(This meal was actually prepared on September 27. I have a class Tuesday evenings so I’ve written a few posts in advance for those days!)
Tonight’s ingredient is: Banana Flower!
I couldn’t resist picking up this banana flower at the giant Asian market, even though I had absolutely no idea what one does with a banana flower. Are they sweet? Savory? Internet to the rescue (it would be so much more difficult to attempt cooking with obscure ingredients without the internet to tell me what to do with them!). I found several different recipes, but the one that caught my eye was this Burmese recipe for Banana Blossom and Prawn Curry. It sounded tasty, plus provided a good place to use one of my other new ingredients: Veg Prawns from May Wah.
I neglected to actually read the Gin Thoke recipe far enough in advance to notice that it called for marinating fresh ginger in lime juice for at least two hours. Luckily I had a jar of some very nice pickled sushi ginger just sitting around, so I decided to use that in place of the fresh ginger. The recipe also included sesame seeds, peanut oil, garlic, tomato, cabbage, peanuts, soy sauce, chickpea flour, and hot chilies. I also decided to add some crispy onion pieces as a garnish.

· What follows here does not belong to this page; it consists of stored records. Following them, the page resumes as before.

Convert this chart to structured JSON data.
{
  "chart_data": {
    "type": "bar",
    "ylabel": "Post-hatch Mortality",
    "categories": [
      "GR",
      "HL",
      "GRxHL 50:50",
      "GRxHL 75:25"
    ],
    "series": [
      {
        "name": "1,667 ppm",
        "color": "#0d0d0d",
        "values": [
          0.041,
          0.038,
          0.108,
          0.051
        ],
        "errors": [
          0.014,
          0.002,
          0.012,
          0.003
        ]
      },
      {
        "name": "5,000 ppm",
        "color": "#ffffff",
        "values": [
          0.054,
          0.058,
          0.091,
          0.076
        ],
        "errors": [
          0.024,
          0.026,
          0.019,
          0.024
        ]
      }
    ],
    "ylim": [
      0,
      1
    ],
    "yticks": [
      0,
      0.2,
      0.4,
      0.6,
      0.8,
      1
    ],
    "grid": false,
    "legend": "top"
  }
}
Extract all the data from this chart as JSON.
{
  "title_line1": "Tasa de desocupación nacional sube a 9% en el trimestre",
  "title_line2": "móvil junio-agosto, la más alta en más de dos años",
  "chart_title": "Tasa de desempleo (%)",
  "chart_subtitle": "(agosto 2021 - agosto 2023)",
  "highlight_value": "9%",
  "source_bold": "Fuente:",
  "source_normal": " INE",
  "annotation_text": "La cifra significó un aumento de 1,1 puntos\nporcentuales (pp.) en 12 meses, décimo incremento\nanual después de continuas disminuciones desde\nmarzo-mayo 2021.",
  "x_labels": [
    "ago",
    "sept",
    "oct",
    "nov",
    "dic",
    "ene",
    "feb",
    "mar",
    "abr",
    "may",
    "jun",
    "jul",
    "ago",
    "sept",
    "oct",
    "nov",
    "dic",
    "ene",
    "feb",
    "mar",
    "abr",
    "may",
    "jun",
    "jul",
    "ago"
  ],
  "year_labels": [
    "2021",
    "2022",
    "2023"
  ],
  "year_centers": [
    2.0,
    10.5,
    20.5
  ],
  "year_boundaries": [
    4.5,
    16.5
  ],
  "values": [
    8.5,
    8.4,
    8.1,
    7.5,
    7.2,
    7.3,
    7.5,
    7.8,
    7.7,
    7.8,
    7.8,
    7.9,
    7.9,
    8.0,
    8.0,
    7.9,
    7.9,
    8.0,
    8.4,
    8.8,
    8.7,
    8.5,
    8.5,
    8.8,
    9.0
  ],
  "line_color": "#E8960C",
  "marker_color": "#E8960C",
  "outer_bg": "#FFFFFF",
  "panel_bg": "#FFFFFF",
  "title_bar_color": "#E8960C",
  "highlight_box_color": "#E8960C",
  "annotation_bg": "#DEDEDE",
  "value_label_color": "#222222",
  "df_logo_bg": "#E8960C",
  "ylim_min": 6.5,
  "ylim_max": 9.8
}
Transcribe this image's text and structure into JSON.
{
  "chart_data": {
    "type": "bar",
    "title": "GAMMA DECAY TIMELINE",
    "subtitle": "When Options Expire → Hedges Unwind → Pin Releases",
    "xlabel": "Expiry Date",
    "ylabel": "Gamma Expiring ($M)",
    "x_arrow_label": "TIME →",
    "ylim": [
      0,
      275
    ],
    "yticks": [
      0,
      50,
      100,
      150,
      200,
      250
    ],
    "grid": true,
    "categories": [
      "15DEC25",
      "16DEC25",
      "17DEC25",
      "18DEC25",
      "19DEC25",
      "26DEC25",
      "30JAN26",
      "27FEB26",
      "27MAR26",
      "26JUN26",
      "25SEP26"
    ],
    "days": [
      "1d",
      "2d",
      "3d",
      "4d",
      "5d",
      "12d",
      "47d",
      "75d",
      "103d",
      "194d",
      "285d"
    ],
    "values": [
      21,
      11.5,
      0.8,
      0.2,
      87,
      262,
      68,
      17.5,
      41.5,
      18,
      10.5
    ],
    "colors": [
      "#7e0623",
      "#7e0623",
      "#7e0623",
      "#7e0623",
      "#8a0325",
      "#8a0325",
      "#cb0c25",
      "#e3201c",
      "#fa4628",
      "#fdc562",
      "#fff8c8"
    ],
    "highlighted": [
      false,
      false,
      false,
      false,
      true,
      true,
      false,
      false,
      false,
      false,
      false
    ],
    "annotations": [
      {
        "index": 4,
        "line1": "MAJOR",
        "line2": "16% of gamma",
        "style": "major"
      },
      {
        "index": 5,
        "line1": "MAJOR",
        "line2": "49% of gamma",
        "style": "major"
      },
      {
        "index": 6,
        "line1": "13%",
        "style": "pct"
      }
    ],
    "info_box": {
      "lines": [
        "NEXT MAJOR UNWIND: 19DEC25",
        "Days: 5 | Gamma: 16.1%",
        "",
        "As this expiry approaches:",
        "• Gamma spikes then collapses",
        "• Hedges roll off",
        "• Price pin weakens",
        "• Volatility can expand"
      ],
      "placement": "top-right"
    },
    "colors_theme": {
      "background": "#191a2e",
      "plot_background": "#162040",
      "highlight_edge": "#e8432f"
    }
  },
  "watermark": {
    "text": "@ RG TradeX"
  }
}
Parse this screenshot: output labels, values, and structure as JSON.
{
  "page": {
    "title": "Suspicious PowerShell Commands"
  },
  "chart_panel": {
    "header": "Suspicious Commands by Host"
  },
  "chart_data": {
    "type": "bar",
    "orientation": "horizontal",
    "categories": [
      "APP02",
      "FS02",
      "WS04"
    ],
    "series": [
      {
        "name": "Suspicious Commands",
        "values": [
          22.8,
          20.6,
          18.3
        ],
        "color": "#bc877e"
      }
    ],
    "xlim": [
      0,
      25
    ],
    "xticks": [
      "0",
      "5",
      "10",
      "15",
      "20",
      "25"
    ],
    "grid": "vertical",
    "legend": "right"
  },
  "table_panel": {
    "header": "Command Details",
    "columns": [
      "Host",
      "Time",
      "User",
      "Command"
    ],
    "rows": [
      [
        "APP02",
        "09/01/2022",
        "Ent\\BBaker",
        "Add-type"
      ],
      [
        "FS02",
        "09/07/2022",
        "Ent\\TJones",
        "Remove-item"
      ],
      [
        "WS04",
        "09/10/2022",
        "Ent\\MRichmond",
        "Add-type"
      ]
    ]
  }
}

The Thanhat recipe was unlike any other cucumber recipe I’ve made, since it called for actually cooking the cucumbers in vinegar and water. I make quick cucumber pickles frequently and enjoy a nice crisp texture so I was a little apprehensive about cooking them at all, even to the “slightly tender” called for by the recipe. Other than that it was your basic cucumber salad recipe with vinegar, sesame oil, onions, garlic, sesame seeds, turmeric powder, sugar, and salt. I also added a dash of chili oil.
Finally it was time to tackle the banana flower. I found a video about how to clean them on YouTube, which was really helpful. I never gave much thought before to how bananas grow, so it was really interesting to see all the tiny baby bananas inside the flower.
The taste of the flower raw was slightly bitter and starchy. It starts oxidizing and turning grey almost immediately, so it’s good to keep a bowl of water and lemon juice handy to put the flower pieces in. The central core is edible as are the baby bananas (although you have to go through all of them and pull out the tough center fiber which is not edible.)
The ingredients of the curry were pretty straightforward- lemongrass, red chilis (I used dundicuts), peanut oil, rice flour, onion, garlic, prawns. The only thing I had to substitute was shrimp paste. Internet to the rescue again- you can use miso and dulse flakes for a vegan substitute. The vegan prawns seemed a little stiff and flavorless when I first took them out of the package, but they became softer upon cooking and absorbed the flavor of the curry sauce. I followed the recipe closely to begin with, but found the sauce quite bland so I ended up adding some vegetarian “oyster” sauce and siracha. I had some basmati rice on hand which I sauteed with some yellow chives (another new ingredient from the Asian market).
The red flower petals are not edible, but they make perfect little serving dishes. I put the curry and the ginger salad in two petals and just served the cucumbers on the side. The curry was quite tasty and the banana flower pieces cooked to a nice soft texture. It was a lot of work preparing the banana flower, but it was interesting and I’d probably try it again.